Don’t get too excited. It’s not like others haven’t attempted similar legislation. In the previous session of Congress, for instance, Sen. Jeanne Shaheen and Reps. Bill Foster, Lloyd Doggett, and Mike Quigley all pushed similar plans. You might notice you’re still filling out the same tax return as usual.  

Moreover, much like the battles over improving retirement advice and toughening up regs on payday loans, this isn’t a case of Democrats against Republicans. Over the years, Dems including California Rep. Zoe Lofgren (in partnership with Rep. Eric Cantor) have introduced bills that would have explicitly or implicitly forbidden the IRS to proceed with government-prepared returns. 

Finally, the right-wing anti-tax establishment opposes the simplified, stress-free tax return. Grover Norquist, the founder of Americans for Tax Reform, believes a simple tax return will lead Americans to ultimately be more accepting of their annual tax bill and less likely to support efforts to reduce the tab. “We want people to be aware of what they are paying and how much it costs. The idea that one of the benefits is to reduce the psychic cost of tax filing reminds me of the argument for the guillotine, which was that it was more humane,” he said in 2005.

Actually, Norquist might be on to something. Almost half of us view the IRS unfavorably, according to the Pew Research Center. Crowds thrill to Ted Cruz’s campaign promise to abolish the Internal Revenue Service. We hate paying our tax bill so much that Gallup reports 57 percent of us think our federal taxes are too high—and that’s a fantastic finding, since approximately 45 percent of us pay no federal taxes at all.

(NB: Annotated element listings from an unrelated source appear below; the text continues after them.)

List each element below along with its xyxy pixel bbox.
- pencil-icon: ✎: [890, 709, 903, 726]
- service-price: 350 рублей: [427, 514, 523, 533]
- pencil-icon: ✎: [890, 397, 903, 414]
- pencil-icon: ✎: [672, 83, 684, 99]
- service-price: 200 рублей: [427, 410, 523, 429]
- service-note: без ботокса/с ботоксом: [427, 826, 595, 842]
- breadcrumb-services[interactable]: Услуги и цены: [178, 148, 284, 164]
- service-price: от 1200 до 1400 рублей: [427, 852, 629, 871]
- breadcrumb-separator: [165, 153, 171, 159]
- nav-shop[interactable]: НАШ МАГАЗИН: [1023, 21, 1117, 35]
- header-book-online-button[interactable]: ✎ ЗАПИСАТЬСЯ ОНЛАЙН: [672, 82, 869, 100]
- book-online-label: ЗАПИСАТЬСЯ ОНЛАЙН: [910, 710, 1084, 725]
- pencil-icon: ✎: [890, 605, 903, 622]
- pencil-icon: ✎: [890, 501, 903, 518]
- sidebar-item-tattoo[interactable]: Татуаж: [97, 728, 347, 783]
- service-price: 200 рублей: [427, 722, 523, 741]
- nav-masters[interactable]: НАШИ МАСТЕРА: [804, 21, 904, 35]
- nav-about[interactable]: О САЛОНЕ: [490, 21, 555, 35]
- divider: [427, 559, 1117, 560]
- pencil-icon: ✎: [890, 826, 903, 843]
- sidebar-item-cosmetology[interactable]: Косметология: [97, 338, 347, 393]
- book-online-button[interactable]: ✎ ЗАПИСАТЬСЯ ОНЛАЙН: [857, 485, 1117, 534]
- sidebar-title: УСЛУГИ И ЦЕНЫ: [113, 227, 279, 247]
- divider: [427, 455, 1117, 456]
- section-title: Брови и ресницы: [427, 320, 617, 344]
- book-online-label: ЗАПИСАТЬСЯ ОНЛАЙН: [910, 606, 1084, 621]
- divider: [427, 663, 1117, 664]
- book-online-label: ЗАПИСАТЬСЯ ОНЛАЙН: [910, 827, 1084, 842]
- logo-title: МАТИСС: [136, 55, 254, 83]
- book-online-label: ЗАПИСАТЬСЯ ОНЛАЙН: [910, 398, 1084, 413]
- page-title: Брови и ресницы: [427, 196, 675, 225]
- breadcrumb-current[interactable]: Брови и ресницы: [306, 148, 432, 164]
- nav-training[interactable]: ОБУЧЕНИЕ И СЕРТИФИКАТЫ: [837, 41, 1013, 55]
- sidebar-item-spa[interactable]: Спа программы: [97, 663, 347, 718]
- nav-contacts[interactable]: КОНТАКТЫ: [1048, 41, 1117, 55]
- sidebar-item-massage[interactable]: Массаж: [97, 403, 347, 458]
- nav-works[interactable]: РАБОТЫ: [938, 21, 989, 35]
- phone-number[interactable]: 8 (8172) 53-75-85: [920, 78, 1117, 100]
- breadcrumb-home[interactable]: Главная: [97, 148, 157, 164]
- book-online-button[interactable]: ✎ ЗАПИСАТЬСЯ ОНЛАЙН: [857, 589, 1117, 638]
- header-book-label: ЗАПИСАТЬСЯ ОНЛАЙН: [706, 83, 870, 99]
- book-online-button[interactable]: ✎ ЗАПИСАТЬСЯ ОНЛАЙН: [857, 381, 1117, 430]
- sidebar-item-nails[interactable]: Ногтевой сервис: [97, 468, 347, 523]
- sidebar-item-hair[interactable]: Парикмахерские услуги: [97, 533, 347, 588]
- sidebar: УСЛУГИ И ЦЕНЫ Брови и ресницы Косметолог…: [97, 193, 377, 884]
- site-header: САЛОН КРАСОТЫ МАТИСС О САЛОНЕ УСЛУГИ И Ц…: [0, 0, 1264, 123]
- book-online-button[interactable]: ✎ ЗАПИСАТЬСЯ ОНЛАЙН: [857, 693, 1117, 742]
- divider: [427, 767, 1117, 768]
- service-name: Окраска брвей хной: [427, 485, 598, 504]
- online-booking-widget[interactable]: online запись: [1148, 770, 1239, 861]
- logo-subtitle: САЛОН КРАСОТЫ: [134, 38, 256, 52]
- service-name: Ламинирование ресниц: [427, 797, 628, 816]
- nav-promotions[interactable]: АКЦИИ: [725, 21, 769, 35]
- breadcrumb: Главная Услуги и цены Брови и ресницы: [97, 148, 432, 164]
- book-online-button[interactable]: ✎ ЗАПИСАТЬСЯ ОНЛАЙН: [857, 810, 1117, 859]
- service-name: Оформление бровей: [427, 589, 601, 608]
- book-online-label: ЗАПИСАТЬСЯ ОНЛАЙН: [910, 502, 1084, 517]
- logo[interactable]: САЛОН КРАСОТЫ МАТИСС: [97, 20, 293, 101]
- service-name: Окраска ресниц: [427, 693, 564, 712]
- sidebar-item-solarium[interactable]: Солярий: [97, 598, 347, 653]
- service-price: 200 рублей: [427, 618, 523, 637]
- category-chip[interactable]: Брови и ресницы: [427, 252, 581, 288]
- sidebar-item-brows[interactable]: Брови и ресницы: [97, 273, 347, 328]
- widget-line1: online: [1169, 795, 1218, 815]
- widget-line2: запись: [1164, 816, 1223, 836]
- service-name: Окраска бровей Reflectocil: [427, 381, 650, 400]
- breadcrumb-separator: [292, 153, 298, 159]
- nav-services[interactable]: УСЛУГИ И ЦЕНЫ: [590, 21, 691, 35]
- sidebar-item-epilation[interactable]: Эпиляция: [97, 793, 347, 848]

In the meantime, the tax-prep industry continues on. According to market researcher Fluent, half of us who use a tax-preparation software like Intuit’s market leader TurboTax do it because it’s “cost-effective.” If only we knew what it was really costing us.

*Correction, April 18, 2016: This post originally misquoted the H&R Block ad for Block Advisors. It begins, “Your life is busy,” not “You life is busy.”